Так во что же облачиться?
Темно-синий, весьма и весьма элегантный, почти необмятый «вечерний» костюм — раза три Демин выходил в нем раскланиваться на премьерах — тоже, пожалуй, не подойдет. Слишком он какой-то торжественно-парадный. На похороны в нем еще можно пойти, да и то следует подумать. Вот именно, подумать надо. Как-то один из актеров, Демин сейчас не помнит, кто и по какому случаю, пошутил, что похороны тоже в некотором роде премьера. Тогда Демин посмеялся вместе с другими над этой, допустим не первосортной, но все же смешной «хохмой», но сейчас она показалась ему не только плоской и глупой, самого что ни на есть низкого пошиба, но и кощунственной — «Нашли над чем смеяться, идиоты» — и сразу стало ясно, что и на похороны он в этом парадном костюме не пойдет. Честные люди ходят на похороны горевать, а не выпендриваться.

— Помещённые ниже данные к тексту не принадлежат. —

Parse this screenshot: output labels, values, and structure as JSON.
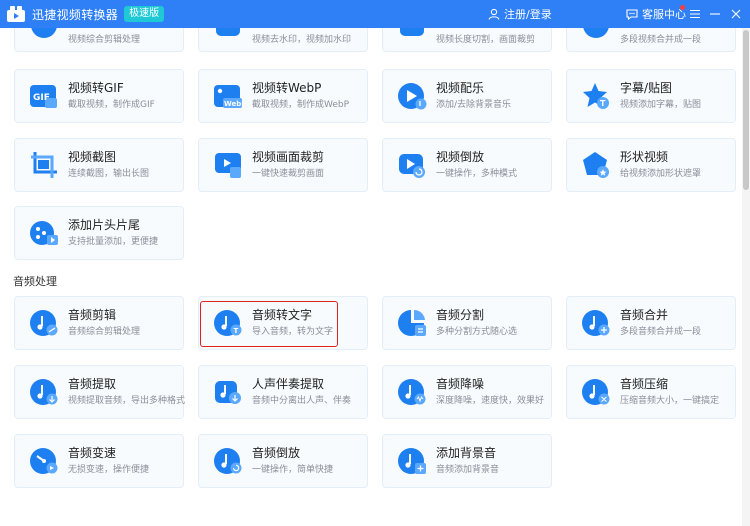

Впрочем, выбор не так уж велик (разве что для старьевщика), и Демин извлек из шкафа уже основательно поношенный костюм цвета «маренго», который он таскал всю минувшую зиму. Но это ничего, что поношенный, зато скромный и серьезный. Понадобилось некоторое время и для того, чтобы подобрать к этому костюму соответственно скромную сорочку и серьезный галстук. А пока время шло, Демин немного успокоился, и теперь мысли были у него не о том, как все это «ужасно, ужасно, ужасно», а о том, что будет дальше. Например, о том, вызовут ли на похороны родичей Лапшина. Надо, конечно, вызвать, как же иначе! Но постой, постой, да кто же у него остался? А ведь никого, кроме старой-престарой тетушки, доживающей свой век не то в Чите, не то в Хабаровске. Помнится, Лапшин кому-то говорил, что все пытается перетащить тетушку к себе, а та упорно отказывается, мол, больно далеко, боюсь, не доеду, растрясет старые кости. А теперь и вправду не доедет — моложе не стала.